Excerpts from analyst's report
Maybank Kim Eng analyst: Truong Thanh Hang (left)
♦ Initiate with SELL, TP SGD0.25 (4.4x FY16E P/E). Earnings forecast to decline in next two years.
♦ Major customer spinning off LED lighting business, given fierce Chinese competition, price wars and falling margins.
♦ Stock unlikely to perform until uncertainties blow over. We would be buyers only at SGD0.25 or below.
Facing uncertain future
Philips plans to break up the company into 2 segments - Lighting Solutions and HealthTech (combining Healthcare and Consumer Lifestyle divisions).
Valuetronics faces an uncertain future as its largest customer – a Dutch lighting, consumer electronics and healthcare conglomerate - has decided to split its lighting business from the rest of its businesses, in order to focus on higher-margin, less-challenging segments. Lighting, in particular LED lighting, accounts for 40% of Valuetronics’s revenue and 30% of its gross profit.
Lighting business dimming
Premium LED lighting brands are being undercut by cheaper Chinese products. Valuetronics’s customer has had to cut its prices as it repositions its brand in the consumer mass market.
Valuetronics’s margins in 1QFY15E were affected by the price cuts. Despite its customer’s split, the worst still lies ahead, in our view. We expect Valuetronics’s profits to decline in the next two years.
Industrial not yet ready to compensate
With the slump in lighting, Valuetronics’s Industrial business will have to shoulder the burden of growth. However, we do not think Industrial’s growth will be enough to offset the decline in the lighting-heavy Consumer Electronics division. Some 60% of Valuetronics’s revenue comes from lighting products for its Dutch customer.
SELL with SGD0.25 TP (4.4x FY16E P/E)
Valuetronics trades at 7.0x FY16E P/E vs a sector average of 9.9x. However, with major uncertainties ahead, we believe it is likely to underperform.

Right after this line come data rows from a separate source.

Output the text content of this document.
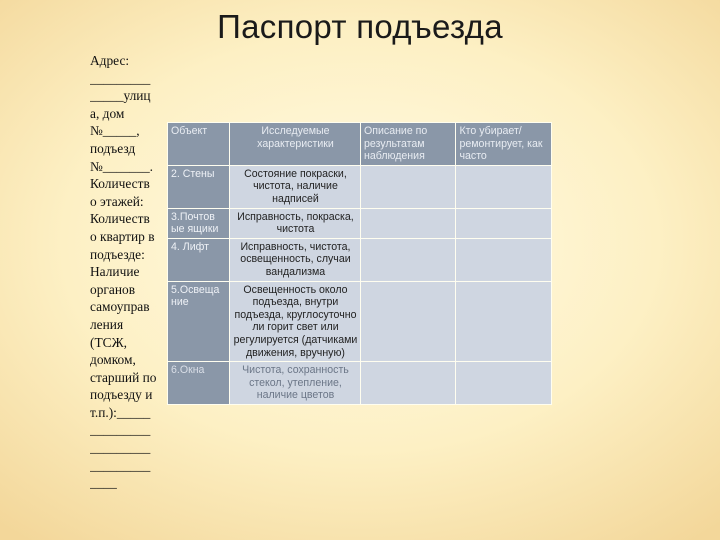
Паспорт подъезда
Адрес:
_________
_____улиц
а, дом
№_____,
подъезд
№_______.
Количеств
о этажей:
Количеств
о квартир в
подъезде:
Наличие
органов
самоуправ
ления
(ТСЖ,
домком,
старший по
подъезду и
т.п.):_____
_________
_________
_________
____
Объект	Исследуемые характеристики	Описание по результатам наблюдения	Кто убирает/ ремонтирует, как часто
2. Стены	Состояние покраски, чистота, наличие надписей		
3.Почтов ые ящики	Исправность, покраска, чистота		
4. Лифт	Исправность, чистота, освещенность, случаи вандализма		
5.Освеща ние	Освещенность около подъезда, внутри подъезда, круглосуточно ли горит свет или регулируется (датчиками движения, вручную)		
6.Окна	Чистота, сохранность стекол, утепление, наличие цветов		
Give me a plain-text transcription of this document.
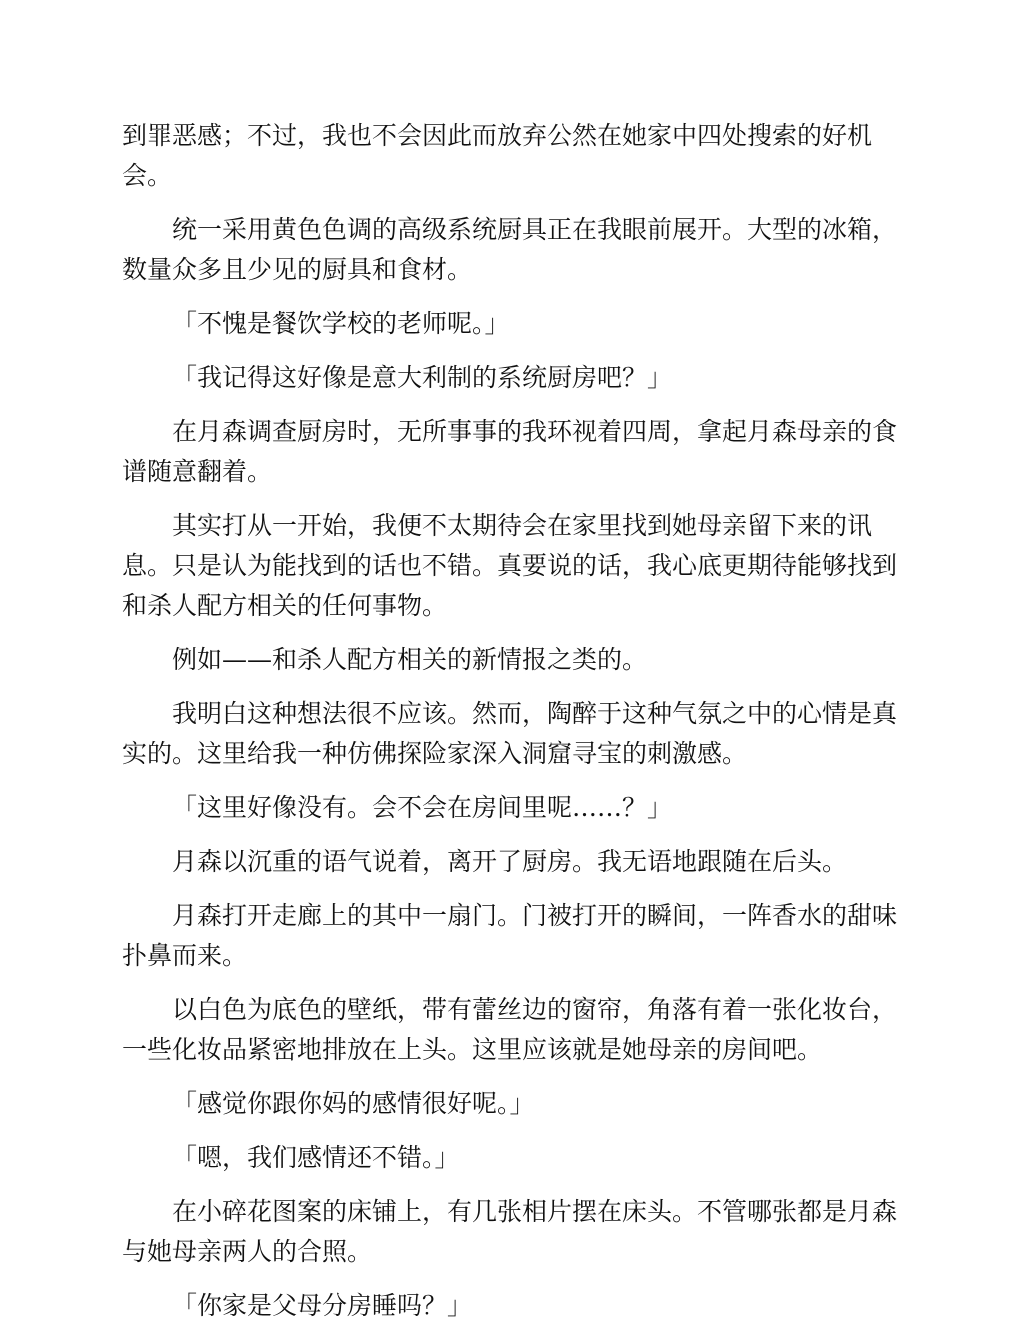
到罪恶感；不过，我也不会因此而放弃公然在她家中四处搜索的好机会。

统一采用黄色色调的高级系统厨具正在我眼前展开。大型的冰箱，数量众多且少见的厨具和食材。

「不愧是餐饮学校的老师呢。」

「我记得这好像是意大利制的系统厨房吧？」

在月森调查厨房时，无所事事的我环视着四周，拿起月森母亲的食谱随意翻着。

其实打从一开始，我便不太期待会在家里找到她母亲留下来的讯息。只是认为能找到的话也不错。真要说的话，我心底更期待能够找到和杀人配方相关的任何事物。

例如——和杀人配方相关的新情报之类的。

我明白这种想法很不应该。然而，陶醉于这种气氛之中的心情是真实的。这里给我一种仿佛探险家深入洞窟寻宝的刺激感。

「这里好像没有。会不会在房间里呢……？」

月森以沉重的语气说着，离开了厨房。我无语地跟随在后头。

月森打开走廊上的其中一扇门。门被打开的瞬间，一阵香水的甜味扑鼻而来。

以白色为底色的壁纸，带有蕾丝边的窗帘，角落有着一张化妆台，一些化妆品紧密地排放在上头。这里应该就是她母亲的房间吧。

「感觉你跟你妈的感情很好呢。」

「嗯，我们感情还不错。」

在小碎花图案的床铺上，有几张相片摆在床头。不管哪张都是月森与她母亲两人的合照。

「你家是父母分房睡吗？」
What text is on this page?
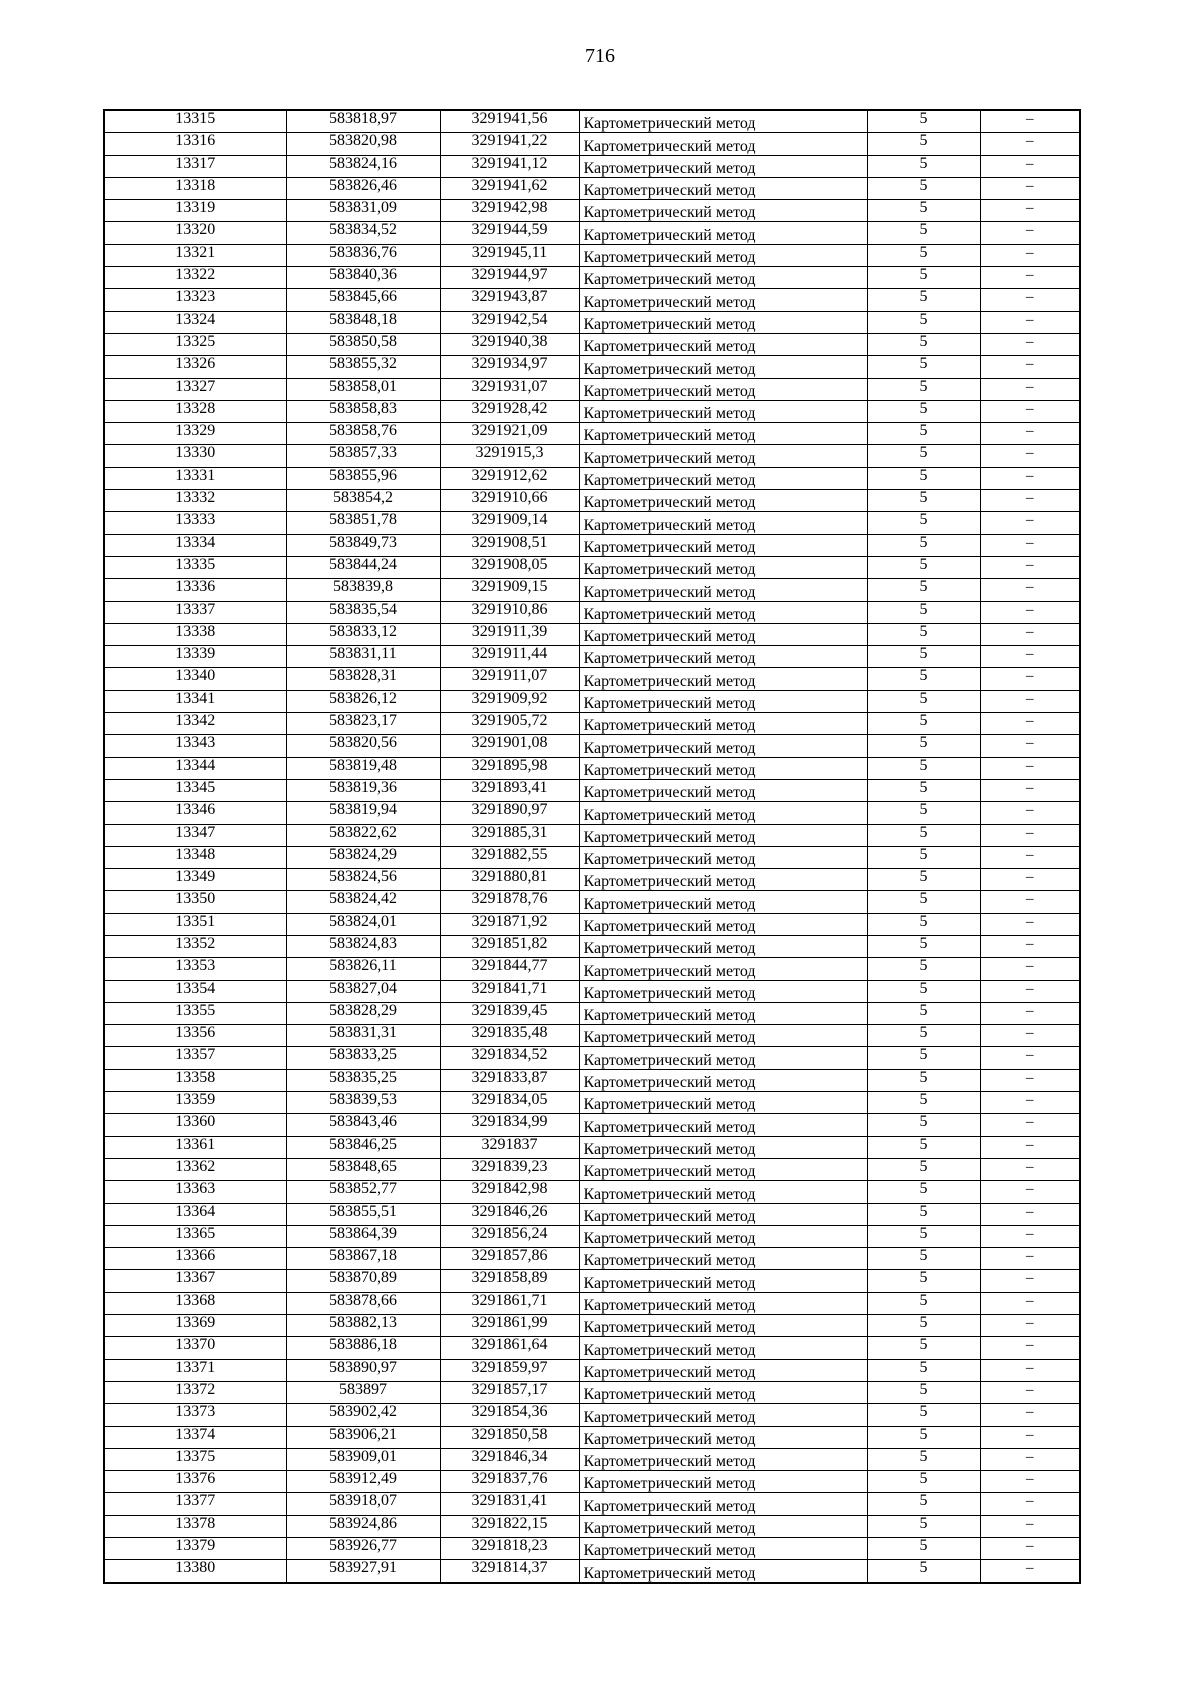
716
13315	583818,97	3291941,56	Картометрический метод	5	–
13316	583820,98	3291941,22	Картометрический метод	5	–
13317	583824,16	3291941,12	Картометрический метод	5	–
13318	583826,46	3291941,62	Картометрический метод	5	–
13319	583831,09	3291942,98	Картометрический метод	5	–
13320	583834,52	3291944,59	Картометрический метод	5	–
13321	583836,76	3291945,11	Картометрический метод	5	–
13322	583840,36	3291944,97	Картометрический метод	5	–
13323	583845,66	3291943,87	Картометрический метод	5	–
13324	583848,18	3291942,54	Картометрический метод	5	–
13325	583850,58	3291940,38	Картометрический метод	5	–
13326	583855,32	3291934,97	Картометрический метод	5	–
13327	583858,01	3291931,07	Картометрический метод	5	–
13328	583858,83	3291928,42	Картометрический метод	5	–
13329	583858,76	3291921,09	Картометрический метод	5	–
13330	583857,33	3291915,3	Картометрический метод	5	–
13331	583855,96	3291912,62	Картометрический метод	5	–
13332	583854,2	3291910,66	Картометрический метод	5	–
13333	583851,78	3291909,14	Картометрический метод	5	–
13334	583849,73	3291908,51	Картометрический метод	5	–
13335	583844,24	3291908,05	Картометрический метод	5	–
13336	583839,8	3291909,15	Картометрический метод	5	–
13337	583835,54	3291910,86	Картометрический метод	5	–
13338	583833,12	3291911,39	Картометрический метод	5	–
13339	583831,11	3291911,44	Картометрический метод	5	–
13340	583828,31	3291911,07	Картометрический метод	5	–
13341	583826,12	3291909,92	Картометрический метод	5	–
13342	583823,17	3291905,72	Картометрический метод	5	–
13343	583820,56	3291901,08	Картометрический метод	5	–
13344	583819,48	3291895,98	Картометрический метод	5	–
13345	583819,36	3291893,41	Картометрический метод	5	–
13346	583819,94	3291890,97	Картометрический метод	5	–
13347	583822,62	3291885,31	Картометрический метод	5	–
13348	583824,29	3291882,55	Картометрический метод	5	–
13349	583824,56	3291880,81	Картометрический метод	5	–
13350	583824,42	3291878,76	Картометрический метод	5	–
13351	583824,01	3291871,92	Картометрический метод	5	–
13352	583824,83	3291851,82	Картометрический метод	5	–
13353	583826,11	3291844,77	Картометрический метод	5	–
13354	583827,04	3291841,71	Картометрический метод	5	–
13355	583828,29	3291839,45	Картометрический метод	5	–
13356	583831,31	3291835,48	Картометрический метод	5	–
13357	583833,25	3291834,52	Картометрический метод	5	–
13358	583835,25	3291833,87	Картометрический метод	5	–
13359	583839,53	3291834,05	Картометрический метод	5	–
13360	583843,46	3291834,99	Картометрический метод	5	–
13361	583846,25	3291837	Картометрический метод	5	–
13362	583848,65	3291839,23	Картометрический метод	5	–
13363	583852,77	3291842,98	Картометрический метод	5	–
13364	583855,51	3291846,26	Картометрический метод	5	–
13365	583864,39	3291856,24	Картометрический метод	5	–
13366	583867,18	3291857,86	Картометрический метод	5	–
13367	583870,89	3291858,89	Картометрический метод	5	–
13368	583878,66	3291861,71	Картометрический метод	5	–
13369	583882,13	3291861,99	Картометрический метод	5	–
13370	583886,18	3291861,64	Картометрический метод	5	–
13371	583890,97	3291859,97	Картометрический метод	5	–
13372	583897	3291857,17	Картометрический метод	5	–
13373	583902,42	3291854,36	Картометрический метод	5	–
13374	583906,21	3291850,58	Картометрический метод	5	–
13375	583909,01	3291846,34	Картометрический метод	5	–
13376	583912,49	3291837,76	Картометрический метод	5	–
13377	583918,07	3291831,41	Картометрический метод	5	–
13378	583924,86	3291822,15	Картометрический метод	5	–
13379	583926,77	3291818,23	Картометрический метод	5	–
13380	583927,91	3291814,37	Картометрический метод	5	–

Our TP assigns zero value to its lighting business and 6-4x P/E to its Industrial and non-lighting businesses, or 60-40% of its peer averages. Overall, we value the group at 4.4x P/E.
Worst case scenario could be much worse
Valuetronics is currently a cash-rich company. It had zero debt as at end-1QFY15. Its cash position of HKD441m amounts to 48% of its market cap. With no big capex plans and only HKD40-50m in maintenance capex pa, we would expect further cash accumulation in FY3/15E-17E, if the current major uncertainty that it is facing with its biggest customer does not loom ominously ahead.
However, the worst case scenario could be much worse than our current forecasts. There is a risk that Valuetronics may have to use its cash to support its customer’s mass-consumer, low-priced strategy. The customer could require it to commit more working capital to increase production and locate finished goods close to its distribution channels. Valuetronics, however, may not be able to book revenue from its increased production until this customer pulls stock from its warehouses.
Recent story: REX target $1.27; VALUETRONICS attractive at 3.3X PE
We have seen this happen before at other companies but have not yet captured the downside risk in our current forecasts for Valuetronics. Still, we caution that such a strategy is a very real possibility for its customer, as LED bulbs are homogeneous products with a long shelf life.